The girl stared into his one open eye for a long few seconds. Hers looked glassy, a little shocky, but after that pause they hardened up, she nodded, and then started barking commands.

Arlen limped up to them then, carrying a wounded child over each shoulder. When he saw Buck's face, he grit his jaw but made no comment.

"Boss, you should try to get the kids out of here. I'll stay back and slow pursuit down."

Buck glared up at him, and thrust his big paw out, grabbing the unbalanced tiger by his Kevlar and yanking him down till they were snout to snout, the blood from his wounded eye dripping between them.

"Fuck you and your heroics, I need you carrying kids!"

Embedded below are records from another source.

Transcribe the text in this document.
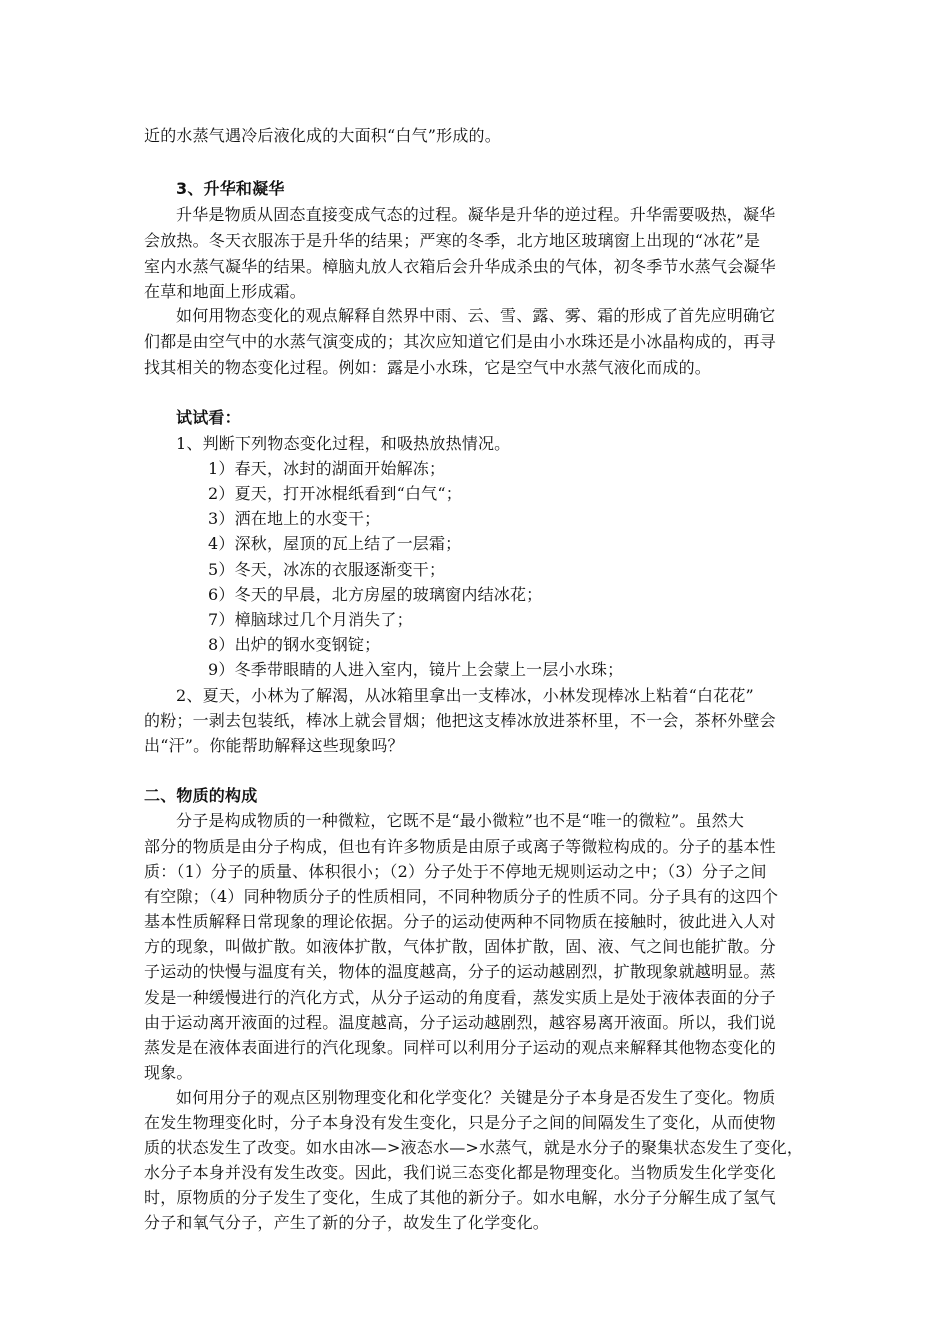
近的水蒸气遇冷后液化成的大面积“白气”形成的。
3、升华和凝华
升华是物质从固态直接变成气态的过程。凝华是升华的逆过程。升华需要吸热，凝华
会放热。冬天衣服冻于是升华的结果；严寒的冬季，北方地区玻璃窗上出现的“冰花”是
室内水蒸气凝华的结果。樟脑丸放人衣箱后会升华成杀虫的气体，初冬季节水蒸气会凝华
在草和地面上形成霜。
如何用物态变化的观点解释自然界中雨、云、雪、露、雾、霜的形成了首先应明确它
们都是由空气中的水蒸气演变成的；其次应知道它们是由小水珠还是小冰晶构成的，再寻
找其相关的物态变化过程。例如：露是小水珠，它是空气中水蒸气液化而成的。
试试看：
1、判断下列物态变化过程，和吸热放热情况。
1）春天，冰封的湖面开始解冻；
2）夏天，打开冰棍纸看到“白气“；
3）洒在地上的水变干；
4）深秋，屋顶的瓦上结了一层霜；
5）冬天，冰冻的衣服逐渐变干；
6）冬天的早晨，北方房屋的玻璃窗内结冰花；
7）樟脑球过几个月消失了；
8）出炉的钢水变钢锭；
9）冬季带眼睛的人进入室内，镜片上会蒙上一层小水珠；
2、夏天，小林为了解渴，从冰箱里拿出一支棒冰，小林发现棒冰上粘着“白花花”
的粉；一剥去包装纸，棒冰上就会冒烟；他把这支棒冰放进茶杯里，不一会，茶杯外壁会
出“汗”。你能帮助解释这些现象吗？
二、物质的构成
分子是构成物质的一种微粒，它既不是“最小微粒”也不是“唯一的微粒”。虽然大
部分的物质是由分子构成，但也有许多物质是由原子或离子等微粒构成的。分子的基本性
质：（1）分子的质量、体积很小；（2）分子处于不停地无规则运动之中；（3）分子之间
有空隙；（4）同种物质分子的性质相同，不同种物质分子的性质不同。分子具有的这四个
基本性质解释日常现象的理论依据。分子的运动使两种不同物质在接触时，彼此进入人对
方的现象，叫做扩散。如液体扩散，气体扩散，固体扩散，固、液、气之间也能扩散。分
子运动的快慢与温度有关，物体的温度越高，分子的运动越剧烈，扩散现象就越明显。蒸
发是一种缓慢进行的汽化方式，从分子运动的角度看，蒸发实质上是处于液体表面的分子
由于运动离开液面的过程。温度越高，分子运动越剧烈，越容易离开液面。所以，我们说
蒸发是在液体表面进行的汽化现象。同样可以利用分子运动的观点来解释其他物态变化的
现象。
如何用分子的观点区别物理变化和化学变化？关键是分子本身是否发生了变化。物质
在发生物理变化时，分子本身没有发生变化，只是分子之间的间隔发生了变化，从而使物
质的状态发生了改变。如水由冰—>液态水—>水蒸气，就是水分子的聚集状态发生了变化，
水分子本身并没有发生改变。因此，我们说三态变化都是物理变化。当物质发生化学变化
时，原物质的分子发生了变化，生成了其他的新分子。如水电解，水分子分解生成了氢气
分子和氧气分子，产生了新的分子，故发生了化学变化。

The tiger's stare wasn't angry at his words. There was no rage there at all, and in that instant Buck knew the tiger was probably the only one of them thinking close to straight. Arlen spoke back in a low tone so others couldn't hear over the groaning of the bus's door being broken open and the cries of injured children coming back to consciousness.

"Don't worry, Captain. You didn't give me orders to get killed, so I won't." The tiger smirked and hefted one of the hurt kids onto Buck's lap. "Besides...I owe these motherfuckers for hurting my friends."